La charité me commande de rassurer autant que je peux ces catholiques qui appellent à ne pas être dupes et à attendre des actes – les mêmes, souvent, exigent d’un président qu’il leur souhaite une joyeuse fête de Pâques, comme une marque ultime de considération (ou plutôt, l’occasion de le prendre en défaut). C’est un in-con-tour-nable. Le B-A-ba de la réception d’un discours. Alors, posons ça là : c’est acquis. Personne, plus personne, ne se fie aux seuls discours. Juré. Craché. Vos coreligionnaires ne sont pas si cons. En revanche, si j’ai entendu des politiques se plaindre d’une chose chez les catholiques, c’est bien de leur ingratitude. Vous les choyez et, au premier accrochage, au premier compromis, paf, ils vous lâchent. Ils exigent, mais rechignent à s’engager. Non, donc, Emmanuel Macron ne s’est pas concilié à bon compte les catholiques. Mais s’il ne dit rien des actes, un discours a son propre registre et sa valeur intrinsèque. Il engage, ne serait-ce que parce qu’à l’avenir, il sera opposé de toutes parts à Emmanuel Macron. Par des catholiques pour exiger la cohérence des actions, par des laïcards pour lui enjoindre de donner les signes inverses.

Ces derniers, que le principe même de cette rencontre échauffait déjà, se sont enflammés en ligne à la seule lecture d’un tweet. Drame du raccourci twitterien, drame aussi de la polémique twitteuse où politiques comme éditorialistes semblent juger superflu de se référer au discours, au-delà de son tweet. Car oui, « le lien entre l’Église et l’État s’est abîmé » et « il importe [au Président de la République comme à celui de la Conférence des Évêques] de le réparer ». Cela déplaît assurément à ceux pour lesquels la laïcité a les atours de ces trois singes de la sagesse, qui se bouchent les yeux, les oreilles et la bouche, pour ne voir ni entendre ni dire le Mal, celui-ci étant incarné par les religions – et plus spécifiquement la religion catholique. Ce n’est en effet pas la vision qu’a développée Emmanuel Macron.

Certains s’angoissent encore à l’idée que l’invitation à s’engager en politique adressée aux catholiques puissent ouvrir la voie à un même engagement des musulmans. A vrai dire, je n’ai pas pris l’habitude de jauger un discours à la seule aune de ses conséquences sur l’épouvantail musulman. Et tant que nous y sommes, ma foi, si des musulmans entendent s’engager en politique, qu’ils le fassent ! Aussi longtemps qu’ils s’engagent selon les principes de la République, non pas pour défendre des intérêts communautaires mais celui de la Nation, non pour faire valoir leur foi en politique mais comme citoyens à part entière éclairés par leurs convictions religieuses, comme d’autres le sont par leur athéisme ou leurs convictions philosophiques. C’est à vrai dire en ces termes qu’à l’exception de quelques individus les catholiques conçoivent leur engagement en politique. Accessoirement, une autre posture ne surprend même pas par son incohérence : celle d’un Benoît Hamon furieux à l’évocation d’un lien à réparer, mais partisan d’en tisser un entre la République et l’« Islam de France ».

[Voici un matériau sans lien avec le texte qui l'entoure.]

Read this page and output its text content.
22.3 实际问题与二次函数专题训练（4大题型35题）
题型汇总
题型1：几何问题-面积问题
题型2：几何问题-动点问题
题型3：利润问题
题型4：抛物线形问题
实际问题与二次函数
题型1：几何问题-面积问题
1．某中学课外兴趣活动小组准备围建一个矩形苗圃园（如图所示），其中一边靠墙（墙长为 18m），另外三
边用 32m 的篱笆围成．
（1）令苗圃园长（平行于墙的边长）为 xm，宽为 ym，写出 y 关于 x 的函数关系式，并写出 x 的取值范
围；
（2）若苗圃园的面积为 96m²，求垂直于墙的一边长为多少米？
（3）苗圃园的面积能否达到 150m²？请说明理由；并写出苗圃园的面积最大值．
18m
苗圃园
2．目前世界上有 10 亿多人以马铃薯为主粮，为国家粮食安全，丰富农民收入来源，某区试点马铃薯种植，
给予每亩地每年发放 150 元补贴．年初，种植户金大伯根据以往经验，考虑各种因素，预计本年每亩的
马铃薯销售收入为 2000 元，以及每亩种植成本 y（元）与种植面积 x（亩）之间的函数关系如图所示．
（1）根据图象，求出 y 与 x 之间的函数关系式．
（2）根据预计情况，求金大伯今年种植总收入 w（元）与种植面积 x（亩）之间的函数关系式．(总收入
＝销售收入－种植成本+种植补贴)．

Car oui, la relation entre les catholiques et la République, entre l’Église et l’État s’est abîmée. Au-delà même des derniers débats politiques stricto sensu – que ce soit la Manif pour Tous ou la présidentielle – le discours d’Emmanuel Macron prend place dans un climat qui est lourd, et porteur de menaces pour le pays. Qu’on l’estime cela légitime ou non, le fait est que de nombreux catholiques vivent une crise d’identité et de sens, forgée par un sentiment de dépossession et de relégation. De mépris, aussi. Le président et ses conseillers sont évidemment informés des débats qui agitent les catholiques, dont témoigne une production littéraire conséquente (voir ce billet, cet autre et encore celui-là pour les seuls trois derniers mois). A ce double sentiment de dépossession et de relégation, certains répondent par le retrait de la Cité ou par la radicalité. Emmanuel Macron a ainsi pris le risque de ce discours pour éviter qu’à une crise d’identité soit apportée une réponse identitaire et/ou communautaire, et encourager ceux qui n’en ont pas pris le chemin.

Voilà bien ce qu’annonce Emmanuel Macron, dès l’introduction de son discours, et qui revient à plusieurs reprises dans son texte :

Aujourd’hui, dans ce moment de grande fragilité sociale, quand l’étoffe même de la nation menace de se déchirer, je considère de ma responsabilité de ne pas laisser s’éroder la confiance des catholiques à l’égard de la politique – et des politiques. Je ne puis me résoudre à cette déprise. Et je ne saurais laisser s’aggraver cette déception.

Cet enjeu me paraît justifier un discours qui prend quelques risques avec la laïcité.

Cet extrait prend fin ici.